Breaking the habit of hurry, which isn’t easy for any momma (but especially those of us that are enneagram 3’s) takes discipline, dedication, and accountability. A wise friend spoke the words of God into my life when she suggested that I start small: Five minutes of silence a day.
Literally, five minutes. The first chance that I get.
There have been a rare few days where I’ve been able to start my day with five minutes. Usually it doesn’t come until 2pm when both my girls are taking naps. There’s been some days when it comes at 10pm. But there have been few days I’ve missed. I set a timer on my phone for 5 minutes and 5 seconds (a few seconds for adjustment) and my phone on “do not disturb.” The only thing I’m allowed to “do” during that time is drink a cup of coffee or other beverage that fits the time of day.
And I must sit
I can’t also eat, also drive, also shower, also clean.
And as my husband reminds me
let God listen to me.
The first time felt anxious and uncomfortable, but it only took a few days for it to become the highlight of my day. I sit in silence and listen for God. When the timer goes off, I sometimes journal a few thoughts or a few words I hear from God.
Little did I know that five minutes a day would be so transformative.
“It’s like, it’s just five minutes,” I said to Kevin about a week later. “Why is it making such a difference in my day?”
He pointed out simply, “It’s not just about the five minutes. You’re taking control of the day and stopping to sit with the Lord, instead of letting the day control you.”
And that’s the freedom I’ve felt. In the midst of spending 14-16 hours a day, usually with an hour at night, taking care of other people, I am stopping to at the least spend five minutes taking care of myself, my soul. Drawing near to the Lord in the midst of the hurry. And that is a victory.
L I F E . W I T H . T W O.
I am here now this week, 12-weeks postpartum with my second daughter. Praise God, there has been so much that the Lord has done in the past four weeks to bring me into a healthier place – way more than I could possibly write! The Lord has been so kind to bring in just the right Scripture or podcast or song or text when I needed clarity, to provide a husband that wants to fight for me to find health in this season, and some amazing women who speak truth into my life.

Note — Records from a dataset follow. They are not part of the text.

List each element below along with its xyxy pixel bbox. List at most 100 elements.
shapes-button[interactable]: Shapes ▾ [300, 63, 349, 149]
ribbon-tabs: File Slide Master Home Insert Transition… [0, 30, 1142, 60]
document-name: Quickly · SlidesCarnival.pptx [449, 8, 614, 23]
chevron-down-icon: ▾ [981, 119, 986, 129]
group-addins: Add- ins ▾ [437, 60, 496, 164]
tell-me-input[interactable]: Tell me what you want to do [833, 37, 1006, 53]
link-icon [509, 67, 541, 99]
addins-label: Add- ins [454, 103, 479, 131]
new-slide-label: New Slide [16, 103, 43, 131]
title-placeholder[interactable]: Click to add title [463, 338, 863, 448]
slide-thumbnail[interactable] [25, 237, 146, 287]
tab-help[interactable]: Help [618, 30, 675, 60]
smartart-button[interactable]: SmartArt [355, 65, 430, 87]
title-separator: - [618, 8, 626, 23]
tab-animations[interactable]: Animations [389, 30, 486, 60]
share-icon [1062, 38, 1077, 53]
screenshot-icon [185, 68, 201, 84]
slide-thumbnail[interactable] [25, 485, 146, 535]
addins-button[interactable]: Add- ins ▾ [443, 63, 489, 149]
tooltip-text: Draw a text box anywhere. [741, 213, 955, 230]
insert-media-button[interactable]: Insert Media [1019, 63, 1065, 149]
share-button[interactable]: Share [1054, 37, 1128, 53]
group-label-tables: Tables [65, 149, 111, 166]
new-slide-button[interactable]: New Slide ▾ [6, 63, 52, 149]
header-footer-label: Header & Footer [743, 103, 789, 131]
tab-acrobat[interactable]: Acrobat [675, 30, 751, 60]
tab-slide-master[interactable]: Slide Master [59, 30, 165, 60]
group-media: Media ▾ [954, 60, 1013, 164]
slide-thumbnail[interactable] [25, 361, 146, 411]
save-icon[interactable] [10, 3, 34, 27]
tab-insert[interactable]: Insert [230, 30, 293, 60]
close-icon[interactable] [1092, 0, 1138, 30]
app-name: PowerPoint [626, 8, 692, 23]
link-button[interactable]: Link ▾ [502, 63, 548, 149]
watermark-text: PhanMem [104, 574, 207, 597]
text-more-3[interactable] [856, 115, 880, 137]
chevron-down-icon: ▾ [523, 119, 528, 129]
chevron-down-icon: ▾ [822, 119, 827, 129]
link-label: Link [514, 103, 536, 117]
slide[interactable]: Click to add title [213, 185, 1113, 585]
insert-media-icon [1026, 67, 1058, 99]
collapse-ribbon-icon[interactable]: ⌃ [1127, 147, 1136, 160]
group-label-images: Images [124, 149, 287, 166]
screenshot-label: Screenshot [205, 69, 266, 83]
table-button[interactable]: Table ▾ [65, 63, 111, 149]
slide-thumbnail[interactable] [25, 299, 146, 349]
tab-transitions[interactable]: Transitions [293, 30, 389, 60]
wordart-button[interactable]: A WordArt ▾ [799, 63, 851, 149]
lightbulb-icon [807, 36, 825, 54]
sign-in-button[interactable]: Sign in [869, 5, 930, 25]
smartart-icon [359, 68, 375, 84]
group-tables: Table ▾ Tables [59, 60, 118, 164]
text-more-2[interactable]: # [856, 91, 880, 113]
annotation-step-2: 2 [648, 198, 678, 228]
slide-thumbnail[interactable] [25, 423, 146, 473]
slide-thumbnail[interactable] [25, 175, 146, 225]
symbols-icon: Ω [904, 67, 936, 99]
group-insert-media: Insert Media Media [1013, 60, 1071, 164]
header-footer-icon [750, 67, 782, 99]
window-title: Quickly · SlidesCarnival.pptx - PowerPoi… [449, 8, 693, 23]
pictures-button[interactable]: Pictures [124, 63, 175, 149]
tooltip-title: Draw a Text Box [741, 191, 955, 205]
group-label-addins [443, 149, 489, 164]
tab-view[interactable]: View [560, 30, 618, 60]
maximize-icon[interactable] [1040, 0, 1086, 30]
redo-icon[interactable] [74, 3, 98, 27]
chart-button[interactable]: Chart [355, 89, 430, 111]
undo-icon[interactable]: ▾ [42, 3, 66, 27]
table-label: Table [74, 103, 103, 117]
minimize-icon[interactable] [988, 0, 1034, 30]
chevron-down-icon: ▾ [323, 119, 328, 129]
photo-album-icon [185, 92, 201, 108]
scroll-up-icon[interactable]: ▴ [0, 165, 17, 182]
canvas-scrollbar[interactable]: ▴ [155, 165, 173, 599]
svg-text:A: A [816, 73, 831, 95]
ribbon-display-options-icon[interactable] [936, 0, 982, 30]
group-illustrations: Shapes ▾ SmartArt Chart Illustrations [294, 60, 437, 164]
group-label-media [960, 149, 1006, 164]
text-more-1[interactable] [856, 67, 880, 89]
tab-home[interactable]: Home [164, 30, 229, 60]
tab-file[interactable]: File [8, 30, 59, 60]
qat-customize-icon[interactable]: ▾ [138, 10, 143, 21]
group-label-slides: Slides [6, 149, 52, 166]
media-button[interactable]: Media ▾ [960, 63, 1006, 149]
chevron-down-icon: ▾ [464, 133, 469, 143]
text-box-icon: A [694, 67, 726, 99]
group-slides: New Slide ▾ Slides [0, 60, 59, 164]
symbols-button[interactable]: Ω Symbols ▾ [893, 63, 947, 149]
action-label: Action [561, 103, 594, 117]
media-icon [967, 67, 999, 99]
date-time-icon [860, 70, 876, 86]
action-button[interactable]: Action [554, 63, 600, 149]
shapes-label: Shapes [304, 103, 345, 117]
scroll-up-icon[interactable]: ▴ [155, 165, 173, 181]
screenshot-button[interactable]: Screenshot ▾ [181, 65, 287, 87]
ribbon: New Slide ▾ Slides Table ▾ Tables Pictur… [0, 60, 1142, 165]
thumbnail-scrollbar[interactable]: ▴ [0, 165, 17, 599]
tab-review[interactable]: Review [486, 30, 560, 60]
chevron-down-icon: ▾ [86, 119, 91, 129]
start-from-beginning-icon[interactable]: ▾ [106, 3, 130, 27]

So how is life with two kids under two?
I’ll be real. Many days my patience runs thin. I look forward to work because it’s actually a break. I’ve got a strong-willed toddler that loves to test the limits and a 12-week-old that only naps for 30 minutes at a time. I’ve fallen asleep on the couch and had to be carried into bed by my husband honestly more times than I can count.
Yet at the same time, life feels natural and normal, just with an extra layer of joy and love that I feel toward my second daughter Eliza and seeing her grow and discover the world. I am still fighting the same temptations I had before marriage, before motherhood, and before being a momma of two: the temptation to fill my days and my life with business, distractions, and excuses that keep me from intimacy with the Lord.
In every season, God must re-teach me the same lessons:
He alone is the One who has not only called me to this life but equipped me.
He alone is the source of my peace and joy.
He alone is worthy of my heart’s worship.
He alone is worthy of my all.
Thank God for a five-minute reminder each day of the Truth that will last for eternity.